Tal facto pode ser confirmado pela leitura do cronograma apresentado pela Administração da empresa à agência Moody’s em 29-09-2008: nesse mesmo documento, disponível na página da NAER na Internet, o «Contrato de Concessão» é mencionado na listagem de «Documentos Jurídicos» na coluna intitulada «Privatização ANA». Dificilmente se poderia ser mais claro.
O PCP sempre afirmou que a rede aeroportuária nacional assume um papel estruturante e estratégico para o funcionamento da economia e inclusivamente para a soberania nacional. Estão em causa aspectos determinantes: a coesão territorial, as políticas de investimento em infra-estruturas espalhadas pelo continente e regiões autónomas, o desenvolvimento de sectores críticos ao nível do turismo, da logística, da ligação às comunidades portuguesas pelo mundo.
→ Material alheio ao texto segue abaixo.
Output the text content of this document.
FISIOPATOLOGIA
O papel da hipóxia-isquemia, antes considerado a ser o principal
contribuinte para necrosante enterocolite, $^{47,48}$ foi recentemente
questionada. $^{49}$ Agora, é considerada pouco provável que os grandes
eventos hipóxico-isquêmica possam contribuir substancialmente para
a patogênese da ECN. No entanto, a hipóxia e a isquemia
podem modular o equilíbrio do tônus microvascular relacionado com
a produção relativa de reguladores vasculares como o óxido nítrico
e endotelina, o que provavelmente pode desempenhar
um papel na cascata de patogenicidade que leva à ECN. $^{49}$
Por outro lado, o desempenho da ANA Aeroportos enquanto empresa pública, com resultados crescentemente positivos, é uma realidade que faz cair pela base o mito da "supremacia da gestão privada". Realizou-se um intenso investimento designadamente com o (várias vezes premiado) Aeroporto do Porto, com a modernização da Portela e novos investimentos em Faro e Ponta Delgada. Foram mais de 950 milhões de euros de investimento entre 2000 e 2010.
Mesmo com este significativo esforço de investimento, o resultado líquido da ANA chegou aos 350 milhões de euros no mesmo período, para além de uma receita para o Estado, só em impostos pagos pela empresa, no valor de 150 milhões de euros.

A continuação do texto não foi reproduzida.